Financial ‘scandals’ of his sort may have more to them than many of the tedious events which have elicited predictable calls for Cameron to resign in the past. Though I personally doubt it, this is certainly possible. Whatever your opinion of the man or this particular case, it is certainly true – as he has admitted – that Cameron has not handled this story terribly well. This is a shame, but perhaps it will have an unintended positive effect or two after all.
The end result of so many histrionic over-reactions in the career of a single politician of fairly centrist leanings means that this story will likely have less impact than many think it deserves. It will not cause the Prime Minister to resign; Cameron’s government will not fall – because of this or anything else. It’s not been anything other than a mild embarrassment for Cameron (not least because Jeremy Corbyn has failed spectacularly to make anything other than his customary hash of things, including appearing to manhandle a reporter asking him about the matter at hand). This is probably a good thing.

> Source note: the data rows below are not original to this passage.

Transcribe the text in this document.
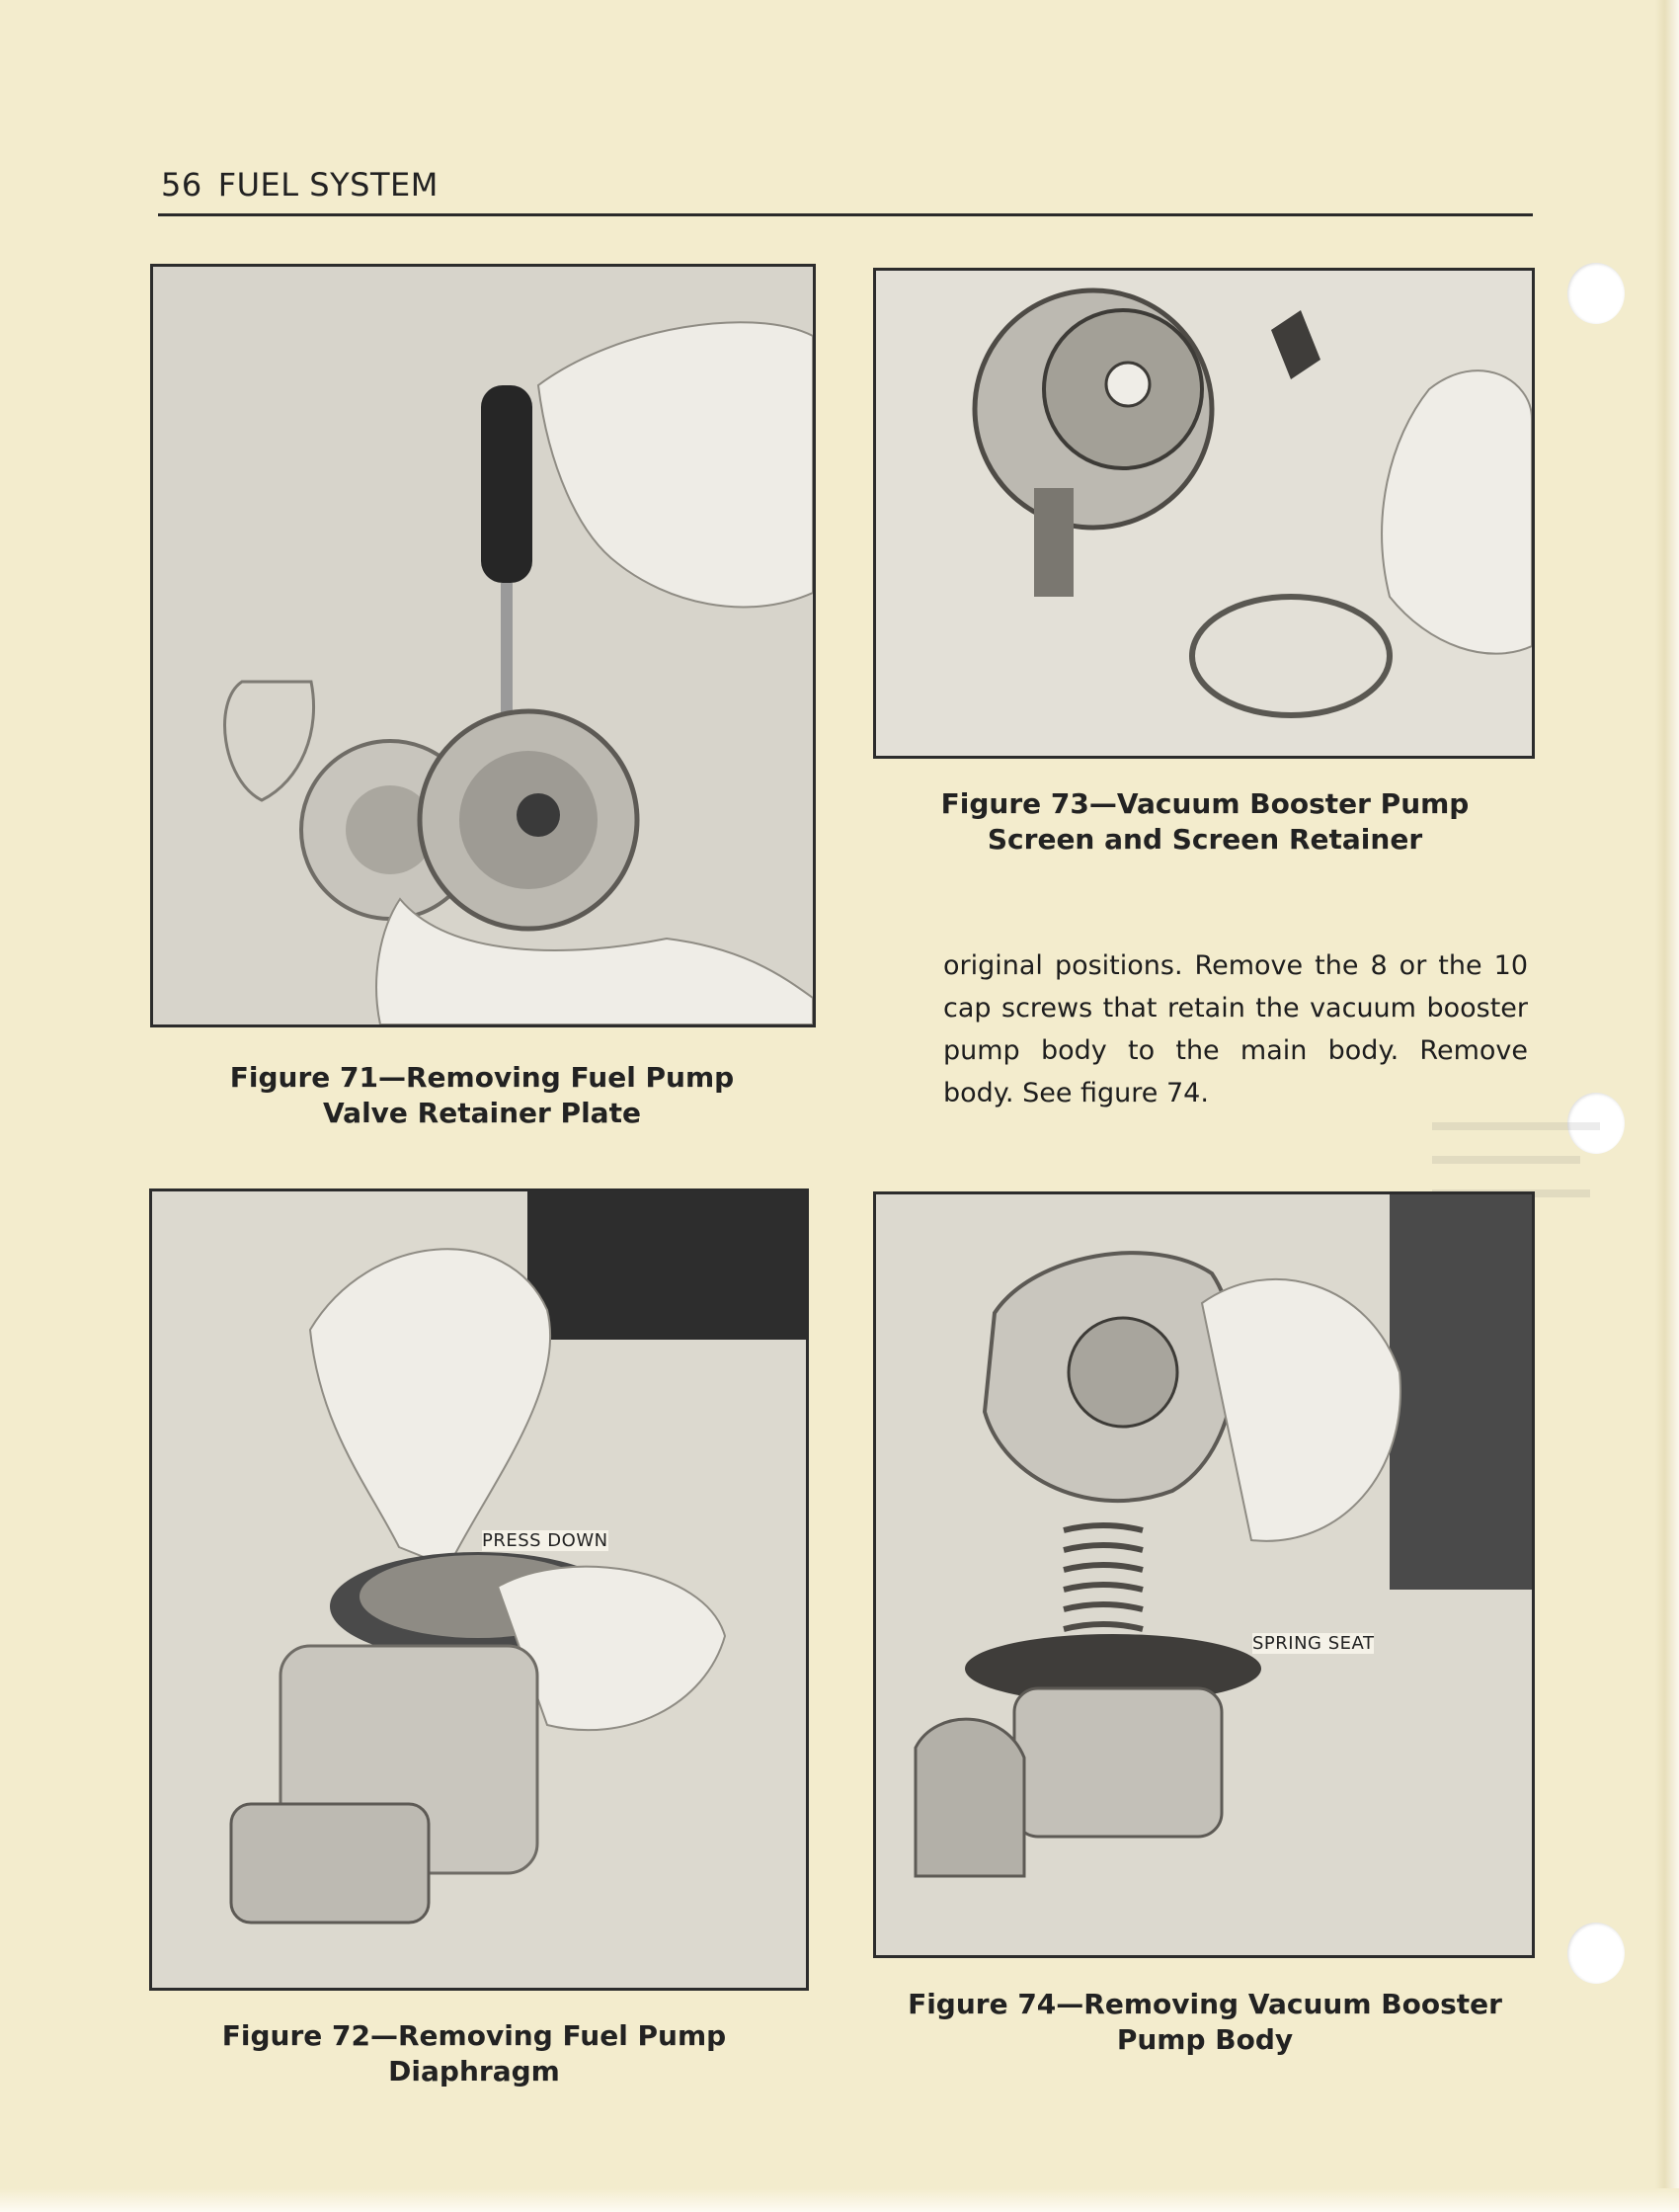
56 FUEL SYSTEM
Figure 71—Removing Fuel Pump Valve Retainer Plate
PRESS DOWN
Figure 72—Removing Fuel Pump Diaphragm
Figure 73—Vacuum Booster Pump Screen and Screen Retainer
original positions. Remove the 8 or the 10 cap screws that retain the vacuum booster pump body to the main body. Remove body. See figure 74.
SPRING SEAT
Figure 74—Removing Vacuum Booster Pump Body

We live in an age of instant over-reaction. If anything, it pays to become outraged, incensed or offended first; the immediacy of modern communications necessitates rapid-fire responses, even to rather dull stories such as this one. Even if you are wrong, there is little chance of being punished for it or disbelieved in the future. But maybe this cycle of hysteria will wear itself out, eventually collapsing and ceasing. One can only hope.